On July 14, 2005, three former child slaves filed a class action lawsuit in California federal court against Nestlé, Cargill, and Archer Daniels Midland for being trafficked and forced to work on the cocoa plantations of the Ivory Coast. The lawsuits seek to hold the companies liable for the torture, forced labour, and arbitrary detention they suffered as child slaves under the Alien Tort Claims Act, the Torture Victim Protection Act, the U.S. Constitution, and California state law. The lawsuit also claims the companies’ profiting from the labor of children violates international labour conventions, the law of nations, and customary international law.
In August 2005, the companies’ delay and obfuscation strategy began when Nestlé filed a motion to force the disclosure of the names of the former child slave plaintiffs. Naturally, defendants also filed a motion to dismiss the case. After extensive briefing on various issues, the court dismissed the case finding that it could not be brought under the Alien Tort Claims Act. Plaintiffs appealed.
In December 2013, a federal appeals court overturned the 2010 ruling and allowed the plaintiffs to refile their lawsuit. The appellate court’s ultimate decision relied on the U.S. Supreme Court’s holding in Kiobel v. Shell in finding that the plaintiffs have standing to bring their Alien Tort case because of the universal prohibition against slavery. In September 2014, the court gave the plaintiffs leave to amend their complaint to show the connection their claims have to the United States.
In September 2015, the companies petitioned the Supreme Court to throw out the federal appeals court’s ruling. In January 2016, the Supreme Court declined to hear the companies’ appeal and so after 11 years, the lawsuit is back were it started. Meanwhile, things have gone from bad to worse for the child slaves of West Africa.
Fair Trade International reported on August 4, 2015, that the “2013/2014 Survey Research on Child Labor in West African Cocoa-Growing Areas released last week by the Tulane University shows that child labor in cocoa production is on the rise in West Africa.” The July 30, 2015 “Survey Research on Child Labor in West African Cocoa Growing Areas” prepared by the Payson Center for International Development of Tulane University and sponsored by the U.S. Department of Labor reports that “the numbers of children working in cocoa production, in child labor in cocoa production, and in hazardous work in cocoa production have increased from 2008/09 to 2013/14,” with the number of children doing hazardous work in cocoa production growing by 46%.

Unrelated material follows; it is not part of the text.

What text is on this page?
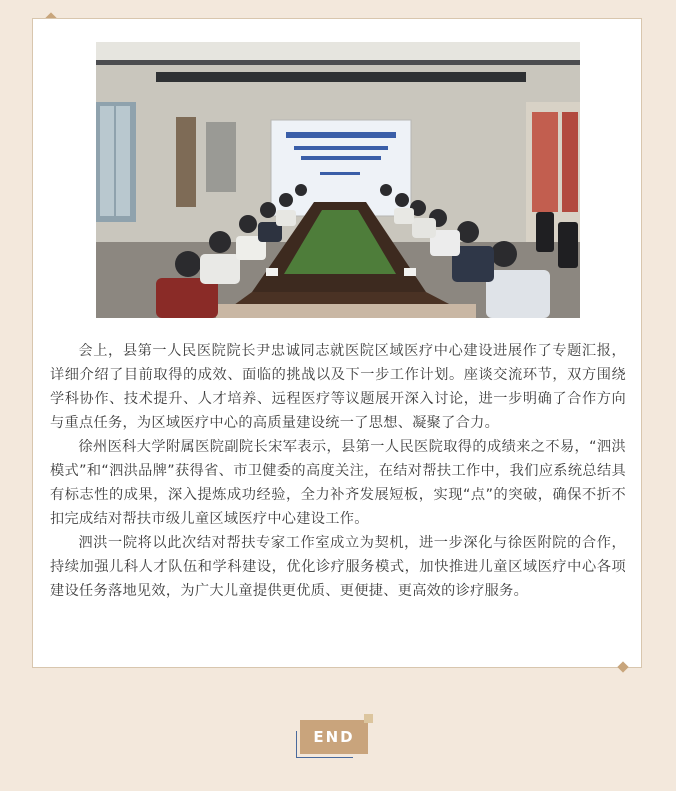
会上，县第一人民医院院长尹忠诚同志就医院区域医疗中心建设进展作了专题汇报，详细介绍了目前取得的成效、面临的挑战以及下一步工作计划。座谈交流环节，双方围绕学科协作、技术提升、人才培养、远程医疗等议题展开深入讨论，进一步明确了合作方向与重点任务，为区域医疗中心的高质量建设统一了思想、凝聚了合力。

徐州医科大学附属医院副院长宋军表示，县第一人民医院取得的成绩来之不易，“泗洪模式”和“泗洪品牌”获得省、市卫健委的高度关注，在结对帮扶工作中，我们应系统总结具有标志性的成果，深入提炼成功经验，全力补齐发展短板，实现“点”的突破，确保不折不扣完成结对帮扶市级儿童区域医疗中心建设工作。

泗洪一院将以此次结对帮扶专家工作室成立为契机，进一步深化与徐医附院的合作，持续加强儿科人才队伍和学科建设，优化诊疗服务模式，加快推进儿童区域医疗中心各项建设任务落地见效，为广大儿童提供更优质、更便捷、更高效的诊疗服务。

END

More specifically, the 2015 Payson Report found that during the time period from 2013 to 2014 over 1.1 million children in the Ivory Coast were engaged in the most common Worst Forms of Child Labor, hazardous work, including the use of dangerous tools, transport of heavy loads, and exposure to pesticides. This was up from the 791,181 children engaged in such work at the time of the last survey in 2008 to 2009.
The companies know their behavior is wrong. They claim to prohibit and reject forced labor in their supply chains, yet they know it is rampant. Even as Nestle admits that child labor taints its products, it has spent over a decade and millions of dollars funding its ingenious defense to the lawsuit, while offering nothing for the children. In so doing, these companies have utterly failed an entire generation of West African children on whose backs their profits are made.